Ya sé que me va a delatar un poco la edad, pero para tratar este tema recurrente cada vez que comienza una temporada futbolística, es apropiado, divertido y por qué no un poco nostálgico, recordar la primera estrofa de la canción de uno de los dos más célebres programas que ha conducido Silvio Soldán. Es obvio que me refiero a Feliz Domingo y el “cada domingo renace la esperanza”, valga la redundancia y la rima también. Inmediatamente después me doy cuenta que no es tan apropiado como pensaba, si al fin y al cabo, en nuestro fútbol las fechas arrancan los viernes, terminan los lunes o bien al no estar programadas como corresponde (por ejemplo, en Europa se arma el calendario con meses de antelación) o por hechos de violencia y suspensiones, se terminan jugando los partidos entre semana.
Antes de que me vaya por las ramas, vuelvo a la raíz del asunto, la que el título del artículo plantea.
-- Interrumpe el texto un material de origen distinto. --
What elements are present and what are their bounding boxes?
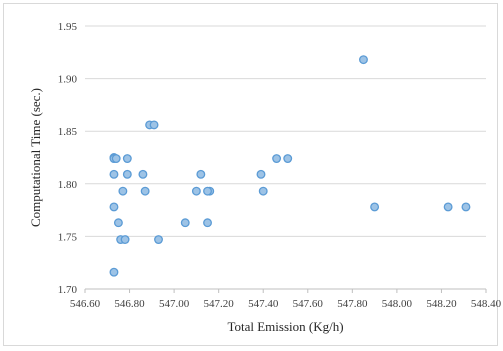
- data-point: [109, 169, 119, 179]
- data-points: [109, 55, 471, 277]
- data-point: [196, 169, 206, 179]
- x-tick-label: 546.60: [70, 298, 101, 310]
- data-point: [120, 235, 130, 245]
- data-point: [359, 55, 368, 65]
- x-tick-label: 548.20: [426, 298, 457, 310]
- data-point: [180, 218, 190, 228]
- x-tick-label: 547.00: [159, 298, 190, 310]
- data-point: [191, 186, 201, 196]
- x-tick-label: 547.60: [293, 298, 324, 310]
- data-point: [256, 169, 266, 179]
- data-point: [111, 154, 121, 164]
- y-axis-title: Computational Time (sec.): [28, 88, 43, 227]
- y-tick-label: 1.80: [58, 179, 78, 191]
- x-tick-label: 548.40: [471, 298, 502, 310]
- x-tick-label: 547.20: [204, 298, 235, 310]
- x-tick-label: 547.40: [248, 298, 279, 310]
- data-point: [140, 186, 150, 196]
- data-point: [109, 202, 119, 212]
- data-point: [203, 186, 212, 196]
- y-tick-label: 1.85: [58, 126, 78, 138]
- x-axis-title: Total Emission (Kg/h): [227, 319, 343, 334]
- y-tick-label: 1.90: [58, 74, 78, 86]
- y-tick-labels: 1.70 1.75 1.80 1.85 1.90 1.95: [58, 21, 78, 296]
- x-tick-label: 546.80: [114, 298, 145, 310]
- axes: [84, 288, 487, 293]
- x-tick-labels: 546.60 546.80 547.00 547.20 547.40 547.60 547.…: [70, 298, 502, 310]
- data-point: [443, 202, 453, 212]
- data-point: [113, 218, 123, 228]
- data-point: [461, 202, 471, 212]
- gridlines: [85, 25, 486, 237]
- data-point: [283, 154, 293, 164]
- x-tick-label: 548.00: [382, 298, 413, 310]
- data-point: [370, 202, 380, 212]
- data-point: [138, 169, 148, 179]
- data-point: [203, 218, 212, 228]
- y-tick-label: 1.95: [58, 21, 78, 33]
- data-point: [122, 169, 132, 179]
- data-point: [272, 154, 282, 164]
- data-point: [149, 120, 159, 130]
- data-point: [122, 154, 132, 164]
- x-tick-label: 547.80: [337, 298, 368, 310]
- data-point: [118, 186, 128, 196]
- data-point: [258, 186, 268, 196]
- y-tick-label: 1.70: [58, 284, 78, 296]
- data-point: [109, 267, 119, 277]
- y-tick-label: 1.75: [58, 231, 78, 243]
- data-point: [154, 235, 163, 245]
Después de todo, por qué no voy a tratar el tema de los candidatos, si nadie puede tener la certeza de que vaya a acertar con los que considero están para pelear el torneo, quién puede apostar contra mi equivocación al pronosticar cuáles pueden ser los equipos que resulten ser una revelación o una sorpresa (qué injustos términos para quien se prepara duramente). En fin, no demos más vueltas, que precisamente, la vuelta finalmente la va a dar uno solo.
El torneo de Primera división presenta un par de cambios con respecto a los anteriores: el nombre y 3 descensos (para evitar episodios de violencia se erradicó la promoción en lugar de hallar la verdadera solución a este problema). Los planteles, como cada nueva temporada, tratan de compensar la emigración de sus figuras hacia el mercado europeo, y como en estos últimos tiempos, también hacia el creciente y promisorio fútbol brasilero. Boca Juniors siempre es candidato, a veces más por la irregularidad de sus rivales que por mérito propio. Este campeonato, si se afirma Newell’s Old Boys, será un serio postulante a alzarse con la dilatada gloria. Los dos grandes de Avellaneda se reforzaron mucho, pero tal vez Racing Club cuente con más chances de pelear arriba. Nunca dejan de ser aspirantes Lanús y Vélez Sársfield, aunque este último prácticamente desarmó su formación titular. Todos los años Colón empieza muy bien, quizás sea hora de mantenerse, porque tiene con qué.
En cuanto a la segunda, gracias a la histórica participación de River Plate la pasada temporada, la Primera B Nacional adquirió un merecido impulso. Siempre fue una división pareja, con grandes jugadores y clubes de categoría (valga la ironía). Este torneo repartirá un poco la torta de candidatos, ya que el equipo de Núñez logró el título. Pese al comienzo poco auspicioso, Rosario Central es el gran candidato. Se reforzó muy bien, no solo en todas sus líneas sino además en el banco, con la llegada de Miguel Ángel Russo como entrenador. Gimnasia y Esgrima de La Plata y Huracán de Parque Patricios vuelven a ser otros de los clubes con aspiraciones, ya sin la presión abrumadora de la temporada anterior, pero sí con la urgencia de alejarse de la segunda categoría del fútbol argentino. Banfield cayó después de varios años y buscará volver enseguida. Nuevos jugadores en el plantel y el cambio de dirigentes puede traerle aire fresco al taladro y una restructuración para trabajar de buena forma. Como siempre hay sorpresas, dentro de este grupo, más allá de mi simpatía, ubico a Sarmiento de Junín, que mantiene la base que lo coronó campeón de la B y se reforzó con jugadores de nivel como Lucas Oviedo, Pablo Aguilar o Ischuk. Otros para tener en cuenta son Aldosivi de Mar del Plata y Deportivo Merlo, pese a que el charro no obtuvo triunfos en los amistosos de pretemporada.
Es inevitable arriesgar candidatos, vaticinar resultados, ponerle fichas a nuevos descubrimientos. Es un juego dentro del juego que todos los futboleros hacemos. Total, de qué sirve tanto análisis y predicción, si cuando echa a rodar la número cinco los papeles van al tacho, se despiertan las pasiones y renace nuevamente la ilusión.